Franz Hilbert (* 11. August 1893 in Cranz an der Samlandküste; † 1969 in Göttingen[1]) war das einzige Kind des Mathematikers David Hilbert und seiner Ehefrau Käthe, geb. Jerosch. Weite Teile seines Lebens über litt er unter einer nicht diagnostizierten psychischen Störung. Diese belastete auch seinen Vater.

Eltern

David Hilbert war ein deutscher Mathematiker und gilt als einer der bedeutendsten Mathematiker der Neuzeit.

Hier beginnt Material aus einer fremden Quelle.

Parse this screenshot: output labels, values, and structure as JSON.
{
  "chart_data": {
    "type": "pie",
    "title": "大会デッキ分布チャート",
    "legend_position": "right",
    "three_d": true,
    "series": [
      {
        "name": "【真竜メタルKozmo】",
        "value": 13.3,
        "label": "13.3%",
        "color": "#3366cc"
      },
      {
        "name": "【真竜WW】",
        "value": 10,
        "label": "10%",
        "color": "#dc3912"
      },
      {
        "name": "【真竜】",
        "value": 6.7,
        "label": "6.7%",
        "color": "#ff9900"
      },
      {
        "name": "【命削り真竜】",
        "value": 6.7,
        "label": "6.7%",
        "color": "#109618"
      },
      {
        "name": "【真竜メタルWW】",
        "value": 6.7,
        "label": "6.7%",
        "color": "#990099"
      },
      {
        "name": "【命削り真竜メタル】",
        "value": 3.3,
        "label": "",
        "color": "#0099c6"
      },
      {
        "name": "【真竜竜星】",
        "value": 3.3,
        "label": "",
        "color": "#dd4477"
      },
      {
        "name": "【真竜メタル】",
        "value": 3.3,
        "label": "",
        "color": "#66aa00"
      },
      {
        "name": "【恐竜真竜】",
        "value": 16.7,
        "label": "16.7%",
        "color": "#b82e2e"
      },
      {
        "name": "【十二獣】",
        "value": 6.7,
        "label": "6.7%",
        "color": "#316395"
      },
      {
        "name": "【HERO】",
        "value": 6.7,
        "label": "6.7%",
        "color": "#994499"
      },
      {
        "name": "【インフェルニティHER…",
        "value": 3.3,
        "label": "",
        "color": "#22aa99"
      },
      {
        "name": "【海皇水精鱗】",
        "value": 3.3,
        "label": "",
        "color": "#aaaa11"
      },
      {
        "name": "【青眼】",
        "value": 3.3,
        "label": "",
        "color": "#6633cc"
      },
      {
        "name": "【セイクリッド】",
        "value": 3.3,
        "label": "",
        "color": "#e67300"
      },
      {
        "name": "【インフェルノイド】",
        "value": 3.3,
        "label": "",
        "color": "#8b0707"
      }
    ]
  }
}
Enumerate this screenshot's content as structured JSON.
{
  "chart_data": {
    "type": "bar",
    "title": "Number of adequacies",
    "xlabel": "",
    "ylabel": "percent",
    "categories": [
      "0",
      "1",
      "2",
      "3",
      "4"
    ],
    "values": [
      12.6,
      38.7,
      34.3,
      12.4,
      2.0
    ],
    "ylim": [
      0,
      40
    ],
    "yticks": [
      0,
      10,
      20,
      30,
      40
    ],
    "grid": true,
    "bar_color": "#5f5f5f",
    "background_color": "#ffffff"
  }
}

Käthe Jerosch (* 31. März 1864 in Braunsberg im Ermland; † 17. Januar 1945 in Göttingen)[2] stammte aus einer seit langem mit den Hilberts befreundeten Familie. David Hilbert und Käthe Jerosch waren bereits längere Zeit befreundet, bevor sie am 12. Oktober 1892 heirateten.[3] David Hilbert folgte 1895 einem Ruf nach Göttingen und zog mit seiner Familie dorthin.

In der Göttinger Gesellschaft wurde später unzutreffenderweise gemunkelt, sie seien Cousins 1. Grades, sie waren aber nicht direkt verwandt.[4]

Leben

Franz Hilbert wurde am 11. August 1893 im Königlich Preußischen See- und Moorbad Cranz / Selenogradsk nahe Königsberg / Kaliningrad geboren.

Als Baby konnte Franz alle anderen Babys überschreien, so David Hilbert. Das Sprechenlernen fiel Franz wohl schwer. Hermann Minkowski, ein enger Freund, brachte Franz durch Ermunterung und Spiel letztlich das Sprechen bei.[5] Bei der Einschulung (1899/1900?) konnte Franz seine Religionszugehörigkeit nicht angeben.[6] Auf den ab 1902 im Hause Hilbert häufig stattfindenden lebhaften Festen wurde der Sohn nicht vorgestellt.[7]

Die schulischen Leistungen von Franz waren nicht gut. Richard Courant war 1909 Privatlehrer an einer Mädchenschule in Göttingen und Assistent von David Hilbert. Er wurde gebeten, Franz Nachhilfe zu geben, da ihn seine Mutter in Mathematik unterrichtete. Nach einem Schulwechsel wurden die Leistungen etwas besser. Courant beschreibt Franz als zugänglich, nicht unintelligent oder untalentiert, aber: Ich war immer von der Tatsache beeindruckt, dass der Junge ein Gedächtnis wie eine photographische Platte hat, die man in den Entwickler steckt, aus dem dann etwas Nettes herauskommt. Aber nach einer kurzen Weile legt sich ein Schleier darüber, es wird alles undeutlicher und schließlich ist nichts mehr auf der Platte (aus dem Englischen)[8]. Ein undatiertes Bild zeigt Franz vermutlich zu dieser Zeit.[9]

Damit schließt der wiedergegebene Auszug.